C’eravamo per rendere omaggio ai giovani che hanno raccolto e stanno magnificamente consolidando quella che é stata una nostra personale intuizione di alcuni anni addietro e che sempre più, con nostro immenso orgoglio, costituisce parte integrante delle celebrazioni per l’anniversario di El Alamein in Livorno : la cerimonia delle ” Fiaccole degli ideali “.
La semplice cerimonia di Tarquinia che i validissimi rappresentanti locali dell’Associazione preparano con cura ed attenzione estrema, richiama ormai ogni anno la presenza delle Autorita’ civili, religiose, militari, e rappresentanze di tutte le Associazioni d’arma presenti nell’area cui deve naturalmente andare la gratitudine e la riconoscenza di tutti.

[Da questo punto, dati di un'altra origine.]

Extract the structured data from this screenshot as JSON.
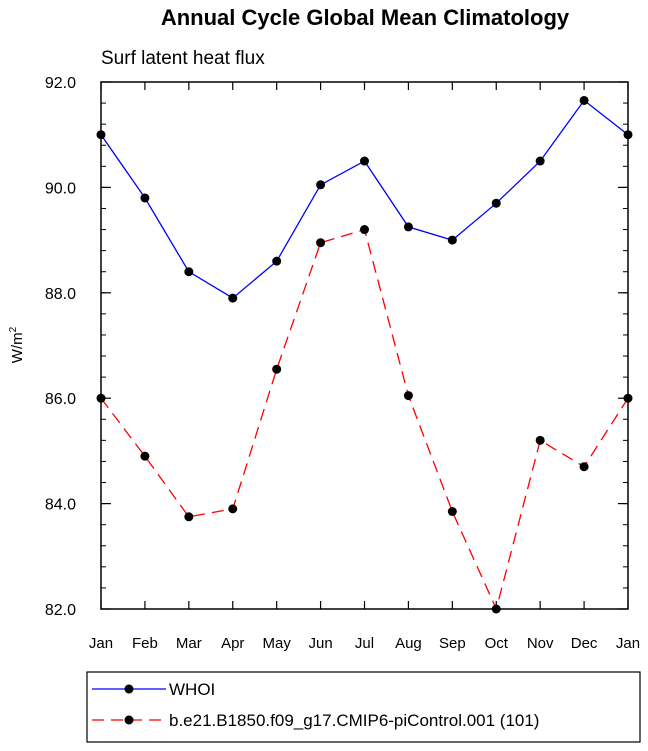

Ma allora perchè il cancro dentro?
Capita che il Sindaco presente, prendendo la parola con appropriate espressioni di saluto e di assicurazione per il mantenimento del ricordo dei paracadutisti Caduti nella terra di sua competenza, non riesca a trattenere dentro di sè quel cancro che pervade tutti coloro che amano giustamente la pace ma che sono convinti che il ” pacifismo ” sia la strada per perseguirla e che pertanto ritengono corretta la distinzione tra chi ( il civile ) l’ama e chi ( il militare ) al contrario non l’ama.
Ecco il cancro dentro inguaribile : il “pacifismo” ( attenzione : non la pace ).
Come non comprendere che ” noi militari ” siamo in primis coloro che amano la pace, perchè il mantenimento della pace, da sempre in Patria ed in tempi recenti anche all’estero, é il credo della nostra vita professionale cosi profondamente sentito da portare talora all’estremo sacrificio della vita come testimoniano i tanti Caduti in servizio, certo non ultimi quelli che nella circostanza si stavano ricordando.
No, Signor Sindaco, non era quello il luogo ed il momento per evocare il pacifismo e per prendere le distanze da “ voi miltari “.
” Noi militari ” e ” voi civili ” amiamo la pace allo stesso modo e in più ” noi militari ” operiamo concretamente per il suo raggiungimento e mantenimento, per nostra scelta di vita ed al servizio delle Istituzioni che, con il nostro impegno, rendiamo libere e democratiche e pacifiche.
Ed allora, Signor Sindaco, non si adombri e non si offenda - come ci hanno riferito - se qualcuno dei presenti ( nella fattispece lo scrivente Framer ) sente contestualmente il bisogno, e lo fa, di richiamare la sua attenzione su questo concetto basilare del vivere comune.
Tutti ” noi militari ” e ” voi civili ” indistintamente amiamo la pace : e ciascuno cerca di dimostrarlo a modo suo, chi blaterando a ogni piè sospinto e chi arrivando al sacrificio della propria vita per affermarla.
Ma sempre pace sia!
Qua la mano, e sia pace anche tra noi, Signor Sindaco!
Grazie per la sua presenza, che ha testimoniato il rispetto di tutti i cittadini di Tarquinia, e arrivederci al prossimo anno.